Figure 6. S252W mutation affected Wnt signaling in osteogenically differentiating BMSCs.

(A) Cluster analysis of a microarray data revealed that Wnt pathway antagonists SRRP1, SFRP2, and SFRP4 were up-regulated 3.8 fold, 2.5 fold, and 2.9 fold in mutant BMSCs, respectively (n = 3). (B) Relative expression levels of SFRP1, SFRP2, and SFRP4 measured by qRT–PCR. The expression levels of SFRP1, SFRP2, SFRP4 mRNA were markedly higher in Fgfr2 ^S252W/+ BMSCs. Graphs show mean value ±SD (Student's t-test, **P<0.01, ***P<0.001).

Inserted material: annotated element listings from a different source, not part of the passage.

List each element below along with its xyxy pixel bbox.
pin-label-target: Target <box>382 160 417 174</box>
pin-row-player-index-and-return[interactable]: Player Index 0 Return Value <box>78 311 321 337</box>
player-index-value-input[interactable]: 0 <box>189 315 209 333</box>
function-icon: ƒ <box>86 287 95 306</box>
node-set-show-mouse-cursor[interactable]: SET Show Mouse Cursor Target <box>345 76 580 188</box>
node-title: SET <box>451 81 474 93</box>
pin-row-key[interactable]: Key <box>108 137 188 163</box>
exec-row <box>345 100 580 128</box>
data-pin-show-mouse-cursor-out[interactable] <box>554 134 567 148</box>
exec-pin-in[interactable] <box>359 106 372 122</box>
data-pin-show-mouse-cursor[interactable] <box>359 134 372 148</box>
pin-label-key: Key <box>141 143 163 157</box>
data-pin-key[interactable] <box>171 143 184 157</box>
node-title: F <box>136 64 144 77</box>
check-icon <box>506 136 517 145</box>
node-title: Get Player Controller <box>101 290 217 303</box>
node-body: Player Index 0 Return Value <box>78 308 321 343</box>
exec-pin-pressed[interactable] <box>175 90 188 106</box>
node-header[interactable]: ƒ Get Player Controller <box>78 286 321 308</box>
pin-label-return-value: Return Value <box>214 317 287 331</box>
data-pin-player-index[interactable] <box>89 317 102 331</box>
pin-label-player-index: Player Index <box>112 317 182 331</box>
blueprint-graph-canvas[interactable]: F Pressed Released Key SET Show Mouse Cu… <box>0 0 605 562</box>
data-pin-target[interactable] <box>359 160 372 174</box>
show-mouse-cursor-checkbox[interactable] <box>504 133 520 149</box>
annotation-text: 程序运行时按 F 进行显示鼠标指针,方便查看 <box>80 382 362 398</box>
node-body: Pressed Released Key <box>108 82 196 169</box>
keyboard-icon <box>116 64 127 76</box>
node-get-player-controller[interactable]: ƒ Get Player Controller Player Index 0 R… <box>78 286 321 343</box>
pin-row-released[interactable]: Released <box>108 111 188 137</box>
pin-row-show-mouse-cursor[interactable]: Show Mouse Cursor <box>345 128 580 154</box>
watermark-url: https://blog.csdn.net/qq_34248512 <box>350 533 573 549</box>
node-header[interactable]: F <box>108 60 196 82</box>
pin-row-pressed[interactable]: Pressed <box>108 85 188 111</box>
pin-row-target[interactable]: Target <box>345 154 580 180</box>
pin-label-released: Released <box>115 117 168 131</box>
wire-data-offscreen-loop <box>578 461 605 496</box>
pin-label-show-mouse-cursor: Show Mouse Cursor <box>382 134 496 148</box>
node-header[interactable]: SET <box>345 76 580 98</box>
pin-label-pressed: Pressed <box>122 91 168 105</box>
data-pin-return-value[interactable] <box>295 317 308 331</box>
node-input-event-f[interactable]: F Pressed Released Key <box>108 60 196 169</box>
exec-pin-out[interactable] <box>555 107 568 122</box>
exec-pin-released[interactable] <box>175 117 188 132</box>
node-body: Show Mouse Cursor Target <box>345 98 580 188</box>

The PCR results were consistent with microarray results. (C) Western blot analysis demonstrated that the levels of SFRP1, SFRP2, and SFRP4 were higher in Fgfr2 ^S252W/+ BMSCs cultured in standard medium. (D) Fgfr2 ^S252W/+ BMSCs and wild-type BMSCs were kept in osteogenic differentiation medium. Cells were collected on the indicated days and then cytosol and nuclear levels of Wnt pathway effector β-catenin were examined by Western blot analysis. The results showed that β-catenin protein levels were lower in mutant cells than in wild type cells. (E) Relative expression levels of Wnt target genes cyclinD1, lef1, and fzd4 were measured by qRT–PCR. The results showed that after 21 days of osteogenic induction, the mRNA levels of these genes were markedly decreased in Fgfr2 ^S252W/+ BMSCs. Graphs show mean value ±SD (Student's t-test, **P<0.01, ***P<0.001).